La mayoría cerró, algunos huyeron, y los pocos que quedan han puesto una condición: no recogen muertos del conflicto. El problema es que en Tibú, casi todos los que mueren lo hacen por la guerra.
Antes, cuando aparecía un cadáver, la funeraria llegaba casi de inmediato. Era un trabajo como cualquier otro. Ahora, pueden pasar días sin que nadie toque los cuerpos, y la descomposición hace lo suyo. “Aquí la gente se muere dos veces”, dice un hombre que aún vive en el pueblo. “Primero, cuando los matan. Después, cuando los dejan podrirse”.
Las familias que tienen recursos optan por trasladar los cuerpos hasta Cúcuta. Pagan grandes sumas de dinero para evitar problemas en el camino y conseguir que el proceso se haga de manera legal.
Pero para los que no tienen esa opción, la situación es aún peor. Algunos han tenido que enterrar a sus familiares como pueden, en terrenos improvisados, sin ataúdes, sin ceremonias.
Otros simplemente esperan hasta que alguien, aunque sea el grupo armado que los mató, decida qué hacer con ellos.

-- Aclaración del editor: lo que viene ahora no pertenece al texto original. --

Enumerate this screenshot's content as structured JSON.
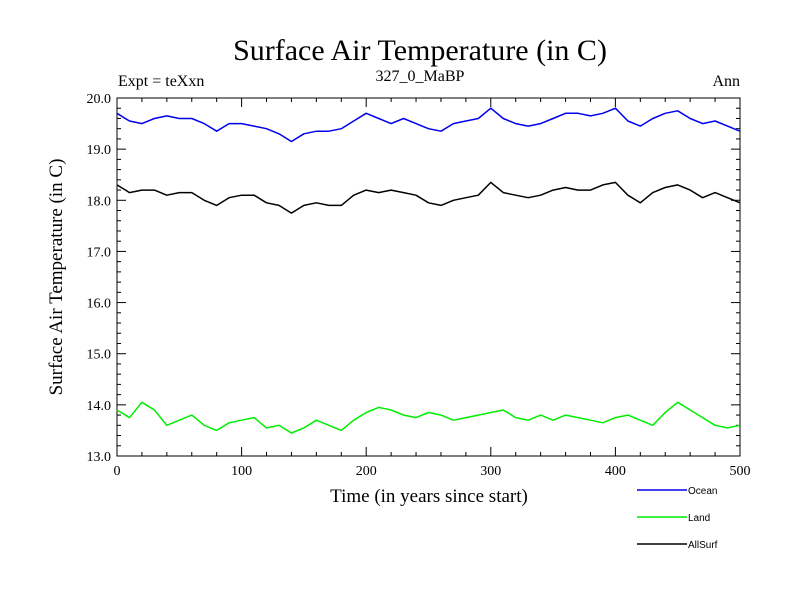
{
  "chart_data": {
    "type": "line",
    "title": "Surface Air Temperature (in C)",
    "experiment_label": "Expt = teXxn",
    "subtitle": "327_0_MaBP",
    "season": "Ann",
    "xlabel": "Time (in years since start)",
    "ylabel": "Surface Air Temperature (in C)",
    "xlim": [
      0,
      500
    ],
    "ylim": [
      13.0,
      20.0
    ],
    "xticks": [
      0,
      100,
      200,
      300,
      400,
      500
    ],
    "xtick_labels": [
      "0",
      "100",
      "200",
      "300",
      "400",
      "500"
    ],
    "yticks": [
      13.0,
      14.0,
      15.0,
      16.0,
      17.0,
      18.0,
      19.0,
      20.0
    ],
    "ytick_labels": [
      "13.0",
      "14.0",
      "15.0",
      "16.0",
      "17.0",
      "18.0",
      "19.0",
      "20.0"
    ],
    "legend_position": "below-right",
    "series": [
      {
        "name": "Ocean",
        "color": "#0000ee",
        "x": [
          0,
          10,
          20,
          30,
          40,
          50,
          60,
          70,
          80,
          90,
          100,
          110,
          120,
          130,
          140,
          150,
          160,
          170,
          180,
          190,
          200,
          210,
          220,
          230,
          240,
          250,
          260,
          270,
          280,
          290,
          300,
          310,
          320,
          330,
          340,
          350,
          360,
          370,
          380,
          390,
          400,
          410,
          420,
          430,
          440,
          450,
          460,
          470,
          480,
          490,
          500
        ],
        "values": [
          19.7,
          19.55,
          19.5,
          19.6,
          19.65,
          19.6,
          19.6,
          19.5,
          19.35,
          19.5,
          19.5,
          19.45,
          19.4,
          19.3,
          19.15,
          19.3,
          19.35,
          19.35,
          19.4,
          19.55,
          19.7,
          19.6,
          19.5,
          19.6,
          19.5,
          19.4,
          19.35,
          19.5,
          19.55,
          19.6,
          19.8,
          19.6,
          19.5,
          19.45,
          19.5,
          19.6,
          19.7,
          19.7,
          19.65,
          19.7,
          19.8,
          19.55,
          19.45,
          19.6,
          19.7,
          19.75,
          19.6,
          19.5,
          19.55,
          19.45,
          19.35
        ]
      },
      {
        "name": "Land",
        "color": "#00ee00",
        "x": [
          0,
          10,
          20,
          30,
          40,
          50,
          60,
          70,
          80,
          90,
          100,
          110,
          120,
          130,
          140,
          150,
          160,
          170,
          180,
          190,
          200,
          210,
          220,
          230,
          240,
          250,
          260,
          270,
          280,
          290,
          300,
          310,
          320,
          330,
          340,
          350,
          360,
          370,
          380,
          390,
          400,
          410,
          420,
          430,
          440,
          450,
          460,
          470,
          480,
          490,
          500
        ],
        "values": [
          13.9,
          13.75,
          14.05,
          13.9,
          13.6,
          13.7,
          13.8,
          13.6,
          13.5,
          13.65,
          13.7,
          13.75,
          13.55,
          13.6,
          13.45,
          13.55,
          13.7,
          13.6,
          13.5,
          13.7,
          13.85,
          13.95,
          13.9,
          13.8,
          13.75,
          13.85,
          13.8,
          13.7,
          13.75,
          13.8,
          13.85,
          13.9,
          13.75,
          13.7,
          13.8,
          13.7,
          13.8,
          13.75,
          13.7,
          13.65,
          13.75,
          13.8,
          13.7,
          13.6,
          13.85,
          14.05,
          13.9,
          13.75,
          13.6,
          13.55,
          13.6
        ]
      },
      {
        "name": "AllSurf",
        "color": "#000000",
        "x": [
          0,
          10,
          20,
          30,
          40,
          50,
          60,
          70,
          80,
          90,
          100,
          110,
          120,
          130,
          140,
          150,
          160,
          170,
          180,
          190,
          200,
          210,
          220,
          230,
          240,
          250,
          260,
          270,
          280,
          290,
          300,
          310,
          320,
          330,
          340,
          350,
          360,
          370,
          380,
          390,
          400,
          410,
          420,
          430,
          440,
          450,
          460,
          470,
          480,
          490,
          500
        ],
        "values": [
          18.3,
          18.15,
          18.2,
          18.2,
          18.1,
          18.15,
          18.15,
          18.0,
          17.9,
          18.05,
          18.1,
          18.1,
          17.95,
          17.9,
          17.75,
          17.9,
          17.95,
          17.9,
          17.9,
          18.1,
          18.2,
          18.15,
          18.2,
          18.15,
          18.1,
          17.95,
          17.9,
          18.0,
          18.05,
          18.1,
          18.35,
          18.15,
          18.1,
          18.05,
          18.1,
          18.2,
          18.25,
          18.2,
          18.2,
          18.3,
          18.35,
          18.1,
          17.95,
          18.15,
          18.25,
          18.3,
          18.2,
          18.05,
          18.15,
          18.05,
          17.95
        ]
      }
    ]
  }
}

El miedo ha cambiado la forma en la que Tibú enfrenta la muerte. Ahora, cuando alguien es asesinado, lo primero que se preguntan sus allegados no es quién lo mató, sino quién se va a atrever a recogerlo. Y la respuesta casi siempre es la misma: nadie.
Las funerarias que aún operan lo hacen con un temor latente. Siguen vendiendo ataúdes, ofreciendo servicios básicos, pero se niegan a recoger cuerpos.
Un exfunerario, que salió del pueblo después del asesinato de López, lo dice sin rodeos: “No es que uno no quiera trabajar, es que si lo hace, lo matan”.
En algunos casos, los cadáveres han sido recogidos por los mismos grupos armados. No por compasión, sino para asegurarse de que desaparezcan. En otros, simplemente quedan en el lugar donde cayeron.
“Antes, cuando mataban a alguien, se escuchaban llantos, se veía movimiento, se organizaban velorios”, cuenta otro habitante. “Ahora solo hay silencio. Nadie pregunta, nadie llora en público, nadie quiere terminar igual”.
La zozobra se ha convertido en el estado permanente de los funerarios que decidieron quedarse. Viven con la incertidumbre de no saber cuándo pueden estar pisando la línea que no deben cruzar.
A fin de cuentas, el asesinato de Miguel Ángel López dejó claro que recoger un cuerpo puede costar la vida.
Mientras tanto, Tibú sigue acumulando muertos. La guerra no se detiene, pero los entierros sí. Los cuerpos quedan en la tierra sin lápidas, sin nombres, sin despedidas. En este rincón de Norte de Santander, la violencia no solo mata, sino que también niega el derecho al duelo. Aquí, ni siquiera la muerte significa el descanso.